Le mystère Twitter

Depuis quelques mois, la presse tente de comprendre et mettre à portée du grand public cet étranger outil de microblogging qu’est twitter. Libé avait ouvert le bal en France avec une couverture sur le phénomène dans le monde politique l’été dernier. Très (trop ?) anglé donc réducteur pour un service encore aussi peu démocratisé. Le dernier papier en date dans Les inrockuptibles de cette semaine ne réussit toujours pas à produire l’article de référence qu’on attend.

twitter-les-inrocks

Si la presse peine à comprendre le phénomène, c’est qu’il n’est pas simple et qu’aucun utilisateur ne l’explique finalement de la même façon. Les bénéfices sont vécus différemment selon son usage souvent lié à la taille et la typologie de sa communauté. Ils s’étendent du pur communautaire – parfois nombriliste mais toujours avec une connexion permanente avec ses réseaux- au partage de l’information brute en temps réel – de l’anecdotique à la grande histoire.

Il m’aura fallu plusieurs mois et une taille critique du nombre de mes followers pour mesurer la dimension polymorphe de l’outil : il est bien question de garder à distance le lien avec ses contacts voire ses amis mais aussi de s’appuyer sur la communauté pour être alerté ou mieux comprendre un fait d’actualité. C’est à la fois le partage en direct des impressions ressenties devant Koh Lanta ou le soutien à un ami pris dans les intempéries du sud ouest. C’est à la fois le fil d’infos des grands newsmag en ligne et l’accès direct à certains de leur redacteur en chef.

Repérer l’info qui compte n’est pas un enjeu : elle est immédiatement pointée du tweet par plusieurs membres de sa communauté. Pour mesurer vraiment ses atouts, il s’agit de vivre l’expérience plus que 2 jours, le temps d’écrire un papier. Il faut constituer sa communauté et s’y faire accepter, démontrer sa régularité sans tomber dans l’excès et utiliser l’espace comme un laboratoire pour y pratiquer des tests in vivo.

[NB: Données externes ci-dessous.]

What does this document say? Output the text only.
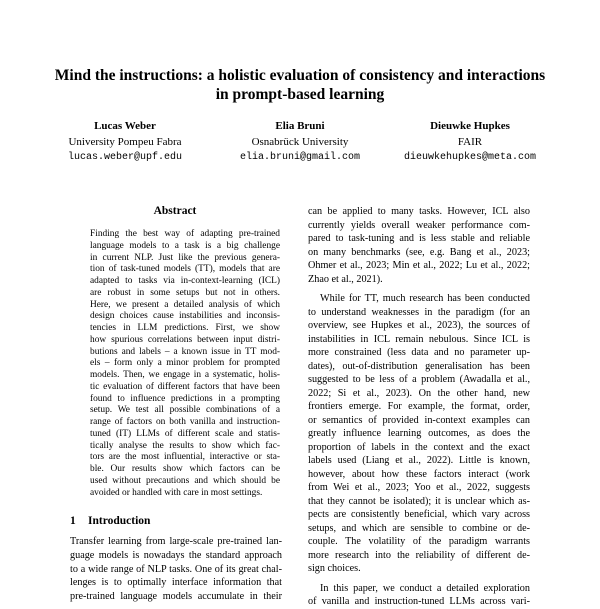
Mind the instructions: a holistic evaluation of consistency and interactions
in prompt-based learning
Lucas Weber
University Pompeu Fabra
lucas.weber@upf.edu
Elia Bruni
Osnabrück University
elia.bruni@gmail.com
Dieuwke Hupkes
FAIR
dieuwkehupkes@meta.com
Abstract
Finding the best way of adapting pre-trained
language models to a task is a big challenge
in current NLP. Just like the previous genera-
tion of task-tuned models (TT), models that are
adapted to tasks via in-context-learning (ICL)
are robust in some setups but not in others.
Here, we present a detailed analysis of which
design choices cause instabilities and inconsis-
tencies in LLM predictions. First, we show
how spurious correlations between input distri-
butions and labels – a known issue in TT mod-
els – form only a minor problem for prompted
models. Then, we engage in a systematic, holis-
tic evaluation of different factors that have been
found to influence predictions in a prompting
setup. We test all possible combinations of a
range of factors on both vanilla and instruction-
tuned (IT) LLMs of different scale and statis-
tically analyse the results to show which fac-
tors are the most influential, interactive or sta-
ble. Our results show which factors can be
used without precautions and which should be
avoided or handled with care in most settings.
1 Introduction
Transfer learning from large-scale pre-trained lan-
guage models is nowadays the standard approach
to a wide range of NLP tasks. One of its great chal-
lenges is to optimally interface information that
pre-trained language models accumulate in their
can be applied to many tasks. However, ICL also
currently yields overall weaker performance com-
pared to task-tuning and is less stable and reliable
on many benchmarks (see, e.g. Bang et al., 2023;
Ohmer et al., 2023; Min et al., 2022; Lu et al., 2022;
Zhao et al., 2021).
While for TT, much research has been conducted
to understand weaknesses in the paradigm (for an
overview, see Hupkes et al., 2023), the sources of
instabilities in ICL remain nebulous. Since ICL is
more constrained (less data and no parameter up-
dates), out-of-distribution generalisation has been
suggested to be less of a problem (Awadalla et al.,
2022; Si et al., 2023). On the other hand, new
frontiers emerge. For example, the format, order,
or semantics of provided in-context examples can
greatly influence learning outcomes, as does the
proportion of labels in the context and the exact
labels used (Liang et al., 2022). Little is known,
however, about how these factors interact (work
from Wei et al., 2023; Yoo et al., 2022, suggests
that they cannot be isolated); it is unclear which as-
pects are consistently beneficial, which vary across
setups, and which are sensible to combine or de-
couple. The volatility of the paradigm warrants
more research into the reliability of different de-
sign choices.
In this paper, we conduct a detailed exploration
of vanilla and instruction-tuned LLMs across vari-
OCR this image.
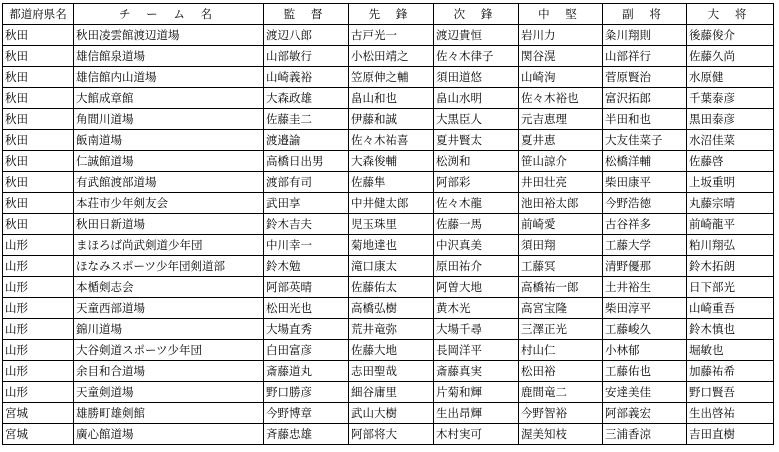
都道府県名	チ ー ム 名	監 督	先 鋒	次 鋒	中 堅	副 将	大 将
秋田	秋田凌雲館渡辺道場	渡辺八郎	古戸光一	渡辺貴恒	岩川力	粂川翔則	後藤俊介
秋田	雄信館泉道場	山部敏行	小松田靖之	佐々木律子	関谷滉	山部祥行	佐藤久尚
秋田	雄信館内山道場	山崎義裕	笠原伸之輔	須田道悠	山崎洵	菅原賢治	水原健
秋田	大館成章館	大森政雄	畠山和也	畠山水明	佐々木裕也	富沢拓郎	千葉泰彦
秋田	角間川道場	佐藤圭二	伊藤和誠	大黒臣人	元吉恵理	半田和也	黒田泰彦
秋田	飯南道場	渡邉諭	佐々木祐喜	夏井賢太	夏井恵	大友佳菜子	水沼佳菜
秋田	仁誠館道場	高橋日出男	大森俊輔	松渕和	笹山諒介	松橋洋輔	佐藤啓
秋田	有武館渡部道場	渡部有司	佐藤隼	阿部彩	井田壮亮	柴田康平	上坂重明
秋田	本荘市少年剣友会	武田享	中井健太郎	佐々木龍	池田裕太郎	今野浩徳	丸藤宗晴
秋田	秋田日新道場	鈴木吉夫	児玉珠里	佐藤一馬	前崎愛	古谷祥多	前崎龍平
山形	まほろば尚武剣道少年団	中川幸一	菊地達也	中沢真美	須田翔	工藤大学	粕川翔弘
山形	ほなみスポーツ少年団剣道部	鈴木勉	滝口康太	原田祐介	工藤冥	清野優那	鈴木拓朗
山形	本楯剣志会	阿部英晴	佐藤佑太	阿曽大地	高橋祐一郎	土井裕生	日下部光
山形	天童西部道場	松田光也	高橋弘樹	黄木光	高宮宝隆	柴田淳平	山崎重吾
山形	錦川道場	大場直秀	荒井竜弥	大場千尋	三澤正光	工藤峻久	鈴木慎也
山形	大谷剣道スポーツ少年団	白田富彦	佐藤大地	長岡洋平	村山仁	小林郁	堀敏也
山形	余目和合道場	斎藤道丸	志田聖哉	斎藤真実	松田裕	工藤佑也	加藤祐希
山形	天童剣道場	野口勝彦	細谷庸里	片菊和輝	鹿間竜二	安達美佳	野口賢吾
宮城	雄勝町雄剣館	今野博章	武山大樹	生出昂輝	今野智裕	阿部義宏	生出啓祐
宮城	廣心館道場	斉藤忠雄	阿部将大	木村実可	渥美知枝	三浦香涼	吉田直樹
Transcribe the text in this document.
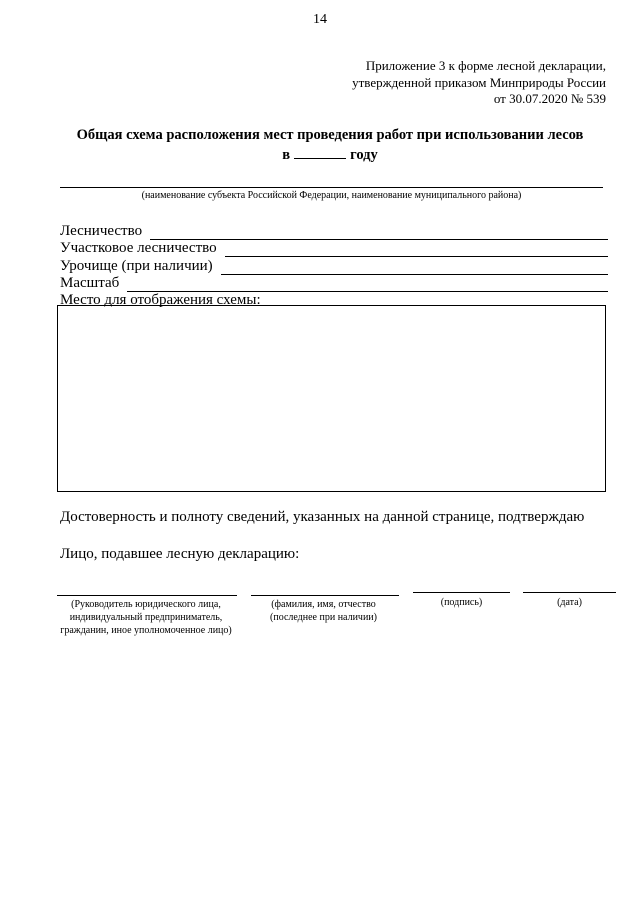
14
Приложение 3 к форме лесной декларации,
утвержденной приказом Минприроды России
от 30.07.2020 № 539
Общая схема расположения мест проведения работ при использовании лесов
в	году
(наименование субъекта Российской Федерации, наименование муниципального района)
Лесничество
Участковое лесничество
Урочище (при наличии)
Масштаб
Место для отображения схемы:
Достоверность и полноту сведений, указанных на данной странице, подтверждаю
Лицо, подавшее лесную декларацию:
(Руководитель юридического лица, индивидуальный предприниматель, гражданин, иное уполномоченное лицо)
(фамилия, имя, отчество (последнее при наличии)
(подпись)	(дата)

Pas simple donc pour les journalistes de vulgariser Twitter pour leurs lecteurs sans tomber dans la caricature. Courage, le plus dur reste à venir, les commandes sur le sujet risquent de pleuvoir dans les mois qui viennent.

Libé retrouvé

L’avantage d’une semaine pleine de déplacements, c’est qu’elle donne l’occasion de lire vraiment la presse quotidienne pendant les trajets. Avec quelques bonnes surprises, parmi lesquelles la redécouverte d’un Libération retrouvé. L’édition de vendredi dernier en constitue une bonne illustration.

Liberation

En premier lieu, Libé était le seul, et le premier, à s’intéresser en une au Tibet, là où tous les autres restaient scotchés aux débats politico-politiciens de l’entre-deux tours. C’est d’ailleurs en page 10 que se trouvent reléguées les stériles agitations des municipales, après le dossier tibétain, le droit de mourir de Chantal Sébire, le Contre-Journal qui donne la parole aux lecteurs, la nouvelle donne de la F1 et les pages Monde qui s’arrêtent sur les affrontements Tchad – Soudan, les élections en Iran et les affrontements au proche-orient.

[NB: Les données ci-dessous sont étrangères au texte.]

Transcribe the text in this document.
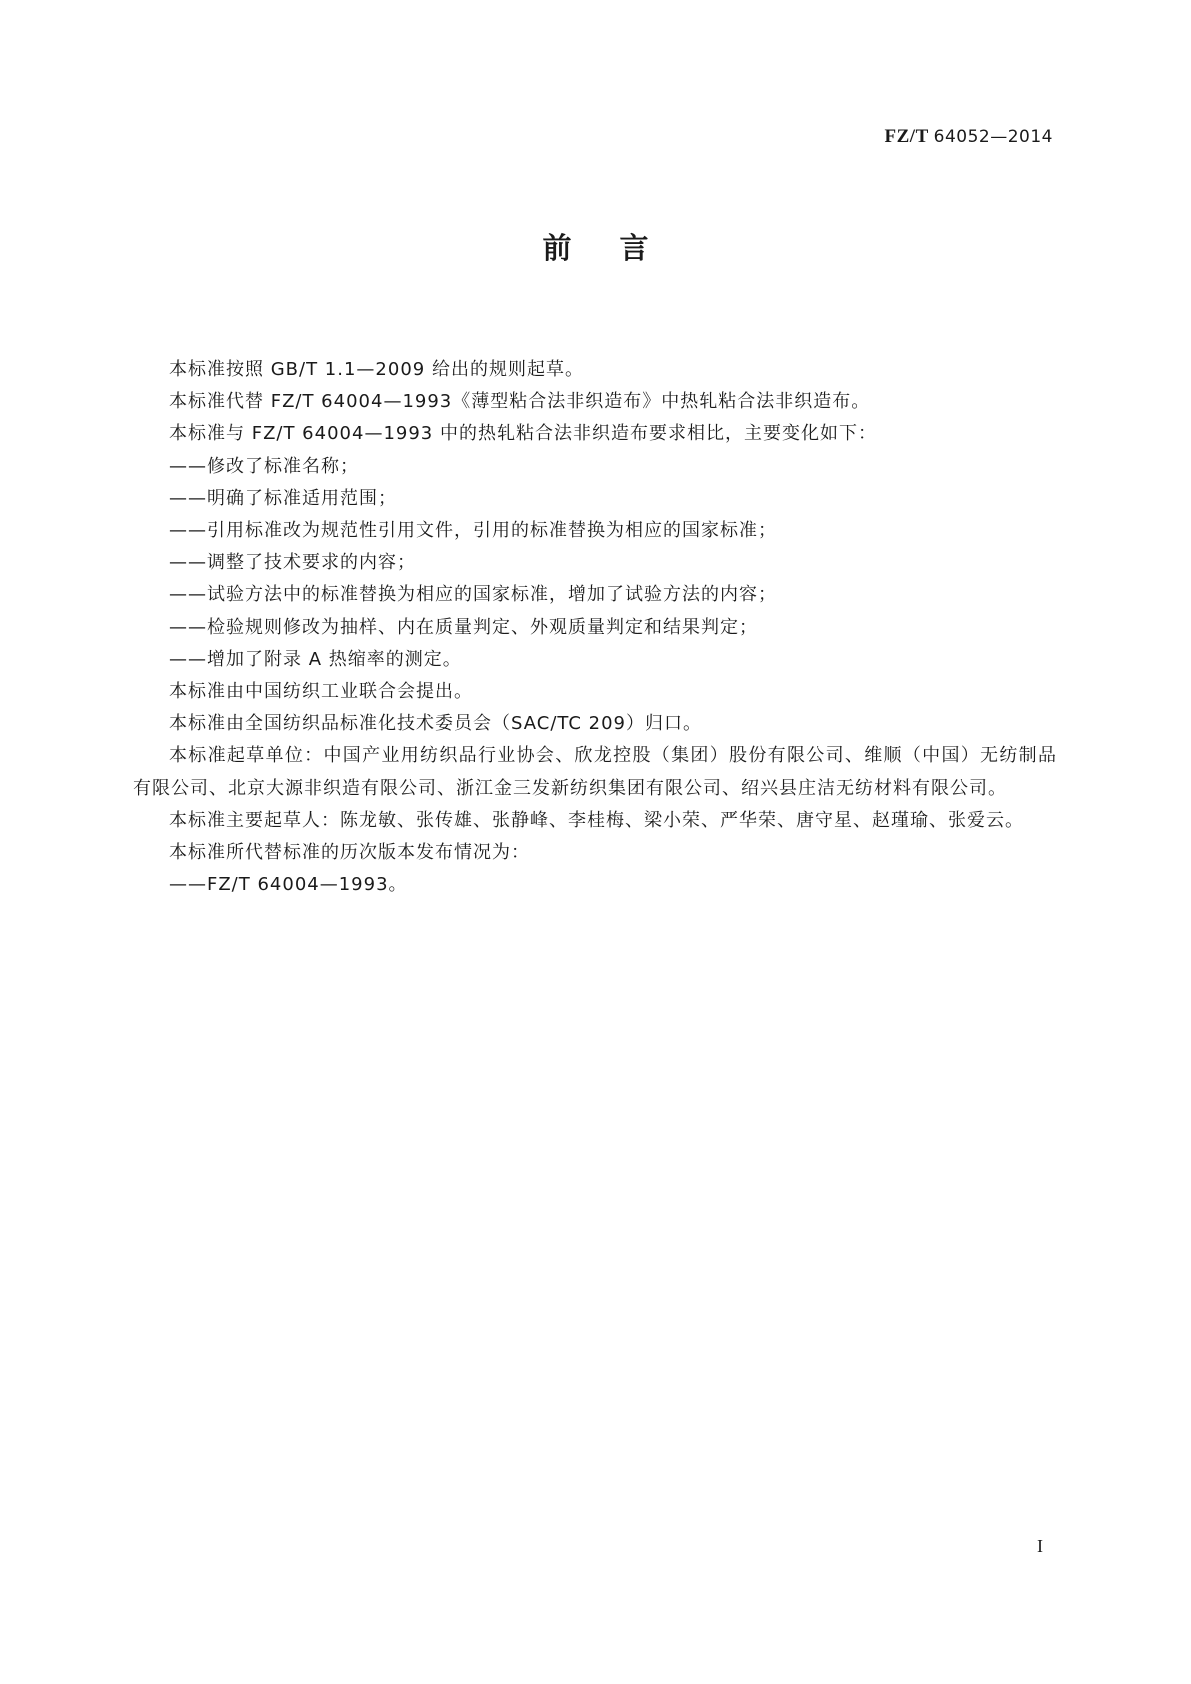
FZ/T 64052—2014
前言

本标准按照 GB/T 1.1—2009 给出的规则起草。

本标准代替 FZ/T 64004—1993《薄型粘合法非织造布》中热轧粘合法非织造布。

本标准与 FZ/T 64004—1993 中的热轧粘合法非织造布要求相比，主要变化如下：

——修改了标准名称；

——明确了标准适用范围；

——引用标准改为规范性引用文件，引用的标准替换为相应的国家标准；

——调整了技术要求的内容；

——试验方法中的标准替换为相应的国家标准，增加了试验方法的内容；

——检验规则修改为抽样、内在质量判定、外观质量判定和结果判定；

——增加了附录 A 热缩率的测定。

本标准由中国纺织工业联合会提出。

本标准由全国纺织品标准化技术委员会（SAC/TC 209）归口。

本标准起草单位：中国产业用纺织品行业协会、欣龙控股（集团）股份有限公司、维顺（中国）无纺制品有限公司、北京大源非织造有限公司、浙江金三发新纺织集团有限公司、绍兴县庄洁无纺材料有限公司。

本标准主要起草人：陈龙敏、张传雄、张静峰、李桂梅、梁小荣、严华荣、唐守星、赵瑾瑜、张爱云。

本标准所代替标准的历次版本发布情况为：

——FZ/T 64004—1993。

I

Les push-liners qui ont fait la marque de fabrique jusqu’à la caricature parfois semblent calmés dans la course aux titres qui claquent et c’est tant mieux : le sens prime désormais. Pour se lâcher et s’en donner à coeur joie dans la figure de style, c’est en page média que le quotidien invite la rédaction à montrer ce qu’elle sait faire avec les mots. Le principe ? : 9 journalistes ont 700 signes à leur disposition pour participer à une réjouissante orgie critique portant sur la série événement Californication.

Californication Duchovny

L’exercice tient ses promesses. Morceaux choisis : « Que les Américains aient un problème avec le cul n’est pas bouillonnant d’actualité », « Hank Moody, en fait, c’est Charles Ingalls : Dans la Petite Maison dans la prairie, Charles débite des bûches pour le bonheur de sa famille, tandis que dans Californication, Hank bûche la bite pour renouer avec femme et enfant. Kif kif, deux pères la morale. Et pourtant, Californication vaut mieux qu’un coup d’un soir. Car fugitivement, Hank menace de faire un truc de fou : accrochez-vous, il hésite quelques heures avant d’accepter de tenir un blog. »et mon préféré, en intégralité : « Le truc bien, dans Californication, c’est que Hank Moody, c’est toi. Enfin, c’est le fantasme du (ou de la) dandy quadra moderne sans risque. Toujours jeune, toujours beau, qui boit plus de trois verres et ça va, qui fume mais ça ne nuit pas à sa santé, qui baise tout ce qui bouge avec une ex toujours amoureuse. Même sa dépression est glamour. Le pied. En plus, il vit dans le même monde que toi : il tient un blog, se googlelize, sa fille se la joue Courtney Love prépubère et son agent se tape une suicide girl (hypissime). Avec ça, il est complètement passif et spectateur de sa vie. Comme toi dans ton canapé, finalement », « Message aux fossoyeurs qui voyaient en Duchovny une affaire classée : la vérité est ailleurs ».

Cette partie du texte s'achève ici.